Pingali Venkayya was born on August 2, 1876, in a Telugu brahmin family at Bhatlapenumarru, near Machilipatnam in Andhra Pradesh. He was a freedom fighter and a staunch follower of Mahatma Gandhi.

At the age of 19, he joined the British Indian Army and fought the Anglo-Boer war in Africa, where he met Mahatma Gandhi for the first time.

Pingali Venkayya designed the flag and presented it to Mahatma Gandhi during his visit to Vijayawada on April 1, 1921.

Initially, Pingali Venkayya presented a saffron-green flag to Mahatma Gandhi.
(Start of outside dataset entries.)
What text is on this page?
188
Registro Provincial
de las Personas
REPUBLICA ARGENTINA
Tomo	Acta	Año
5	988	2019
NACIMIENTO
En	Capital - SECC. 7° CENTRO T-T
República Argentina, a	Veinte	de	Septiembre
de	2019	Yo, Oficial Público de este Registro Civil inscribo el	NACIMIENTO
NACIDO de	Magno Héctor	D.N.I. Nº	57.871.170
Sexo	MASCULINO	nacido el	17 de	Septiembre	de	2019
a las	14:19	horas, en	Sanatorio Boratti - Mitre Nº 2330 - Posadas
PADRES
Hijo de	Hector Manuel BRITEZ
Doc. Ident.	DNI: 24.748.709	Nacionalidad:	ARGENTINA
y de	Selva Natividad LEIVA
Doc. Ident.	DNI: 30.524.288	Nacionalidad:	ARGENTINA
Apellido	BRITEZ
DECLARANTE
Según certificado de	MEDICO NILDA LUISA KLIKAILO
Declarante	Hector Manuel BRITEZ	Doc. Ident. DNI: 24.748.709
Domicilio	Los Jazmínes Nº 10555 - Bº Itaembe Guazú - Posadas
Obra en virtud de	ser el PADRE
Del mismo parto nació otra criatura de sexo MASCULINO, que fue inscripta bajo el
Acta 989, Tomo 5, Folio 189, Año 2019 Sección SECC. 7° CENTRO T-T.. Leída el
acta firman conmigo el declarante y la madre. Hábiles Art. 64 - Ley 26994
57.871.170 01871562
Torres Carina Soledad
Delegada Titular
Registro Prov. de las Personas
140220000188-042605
Lala Hansraj of Jalandhar had suggested the addition of the Chakra, and Gandhiji had requested a white stripe.

Later, the flag was adopted as the Indian National Flag.

Pingali Venkayya was a linguist and even spoke Japanese.

He had a doctorate degree in Geology, and was an expert in diamond mining, and was nicknamed ‘Diamond Venkayya.’

A postage stamp was issued in 2009 to pay respect to Pingali Venkayya. And in 2011, it was proposed that Pingali Venkayya be posthumously awarded the Bharat Ratna.

Unfortunately, there is no chapter on Pingali Venkayya in the school books, and the political masters are also taking too long to posthumously confer him the Bharat Ratna.